Casey Jennings Quoted in S&P Global Article Titled, “FDIC’s brokered deposit proposal expected to face industry pushback”

August 26, 2024

Investment Management partner Casey Jennings was quoted in an S&P Global article titled, “FDIC’s brokered deposit proposal expected to face industry pushback.”

“Banks with over $10 billion in total assets will face more regulatory consequences under the new rules,” said Casey Jennings. “The amount of brokered deposits is partly used to determine the assessment fees to the FDIC insurance fund. The more brokered deposits, the higher assessment fees.”

“Large banks are also subject to the liquidity coverage ratio requirements, which require them to hold more high-quality, liquid assets against brokered deposits, because of the assumption that those deposits are more likely to cause cash outflows over a 30-day stress period.
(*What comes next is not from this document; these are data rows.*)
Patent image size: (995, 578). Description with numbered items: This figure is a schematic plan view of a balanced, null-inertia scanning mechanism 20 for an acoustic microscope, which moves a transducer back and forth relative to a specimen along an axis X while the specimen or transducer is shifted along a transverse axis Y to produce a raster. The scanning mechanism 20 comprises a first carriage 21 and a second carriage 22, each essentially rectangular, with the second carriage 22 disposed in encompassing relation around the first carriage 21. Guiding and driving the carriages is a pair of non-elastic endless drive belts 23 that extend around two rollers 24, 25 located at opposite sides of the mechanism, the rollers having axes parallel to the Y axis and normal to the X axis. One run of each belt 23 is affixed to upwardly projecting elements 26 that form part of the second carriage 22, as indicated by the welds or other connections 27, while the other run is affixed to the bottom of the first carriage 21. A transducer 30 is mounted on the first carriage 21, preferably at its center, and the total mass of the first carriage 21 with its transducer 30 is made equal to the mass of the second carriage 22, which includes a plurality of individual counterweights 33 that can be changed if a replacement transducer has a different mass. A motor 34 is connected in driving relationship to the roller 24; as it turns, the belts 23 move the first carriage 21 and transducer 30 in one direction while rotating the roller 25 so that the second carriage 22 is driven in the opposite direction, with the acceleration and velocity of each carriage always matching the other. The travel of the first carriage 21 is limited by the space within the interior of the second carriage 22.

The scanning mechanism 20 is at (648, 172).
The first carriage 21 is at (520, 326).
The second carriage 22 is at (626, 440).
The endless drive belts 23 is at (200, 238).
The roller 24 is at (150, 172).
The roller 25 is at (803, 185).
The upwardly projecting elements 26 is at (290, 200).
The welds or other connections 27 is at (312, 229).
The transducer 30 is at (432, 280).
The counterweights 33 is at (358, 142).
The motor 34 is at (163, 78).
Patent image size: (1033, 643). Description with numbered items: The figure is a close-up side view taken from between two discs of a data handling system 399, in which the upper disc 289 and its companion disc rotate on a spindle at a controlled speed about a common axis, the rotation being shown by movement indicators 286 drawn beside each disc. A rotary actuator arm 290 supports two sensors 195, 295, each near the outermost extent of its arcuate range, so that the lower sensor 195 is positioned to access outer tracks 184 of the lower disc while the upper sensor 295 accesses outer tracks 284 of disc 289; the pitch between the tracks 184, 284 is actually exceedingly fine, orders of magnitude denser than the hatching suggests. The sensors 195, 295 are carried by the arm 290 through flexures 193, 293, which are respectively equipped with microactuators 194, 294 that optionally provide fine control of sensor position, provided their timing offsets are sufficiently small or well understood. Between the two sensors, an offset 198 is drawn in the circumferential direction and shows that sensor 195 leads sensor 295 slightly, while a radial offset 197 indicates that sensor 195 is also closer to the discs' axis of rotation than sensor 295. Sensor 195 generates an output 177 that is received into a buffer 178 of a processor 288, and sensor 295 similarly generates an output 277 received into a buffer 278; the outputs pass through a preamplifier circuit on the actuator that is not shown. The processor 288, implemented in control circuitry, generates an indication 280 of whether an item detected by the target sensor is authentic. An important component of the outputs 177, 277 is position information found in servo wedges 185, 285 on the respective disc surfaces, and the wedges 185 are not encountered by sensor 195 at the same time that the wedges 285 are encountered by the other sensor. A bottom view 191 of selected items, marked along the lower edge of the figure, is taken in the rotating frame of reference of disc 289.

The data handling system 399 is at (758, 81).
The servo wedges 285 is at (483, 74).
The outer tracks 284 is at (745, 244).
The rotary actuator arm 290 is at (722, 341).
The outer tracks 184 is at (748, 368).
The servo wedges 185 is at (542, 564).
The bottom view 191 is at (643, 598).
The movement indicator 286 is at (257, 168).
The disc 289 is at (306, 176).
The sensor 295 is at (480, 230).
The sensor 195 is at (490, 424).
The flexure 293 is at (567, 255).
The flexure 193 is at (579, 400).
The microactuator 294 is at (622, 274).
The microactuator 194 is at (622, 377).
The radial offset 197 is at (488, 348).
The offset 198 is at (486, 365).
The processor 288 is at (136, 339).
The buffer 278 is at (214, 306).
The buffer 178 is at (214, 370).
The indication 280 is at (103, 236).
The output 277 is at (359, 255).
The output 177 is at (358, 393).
Brokered deposits are not counted as a source of stable funding, so large banks have to find other funding to maintain the net stable funding ratio,” Jennings said.

“For small banks that are under $10 billion in total assets and well-capitalized, there are no major restrictions to use brokered deposits, but there is a pronounced regulatory stigma. A large number of brokered deposits makes examiners more cautionary about inadequate risk management,” Jennings said.

“From our understanding by talking to banks, their examiners really turn the screws on when it comes to high use of brokered deposits,” Jennings said.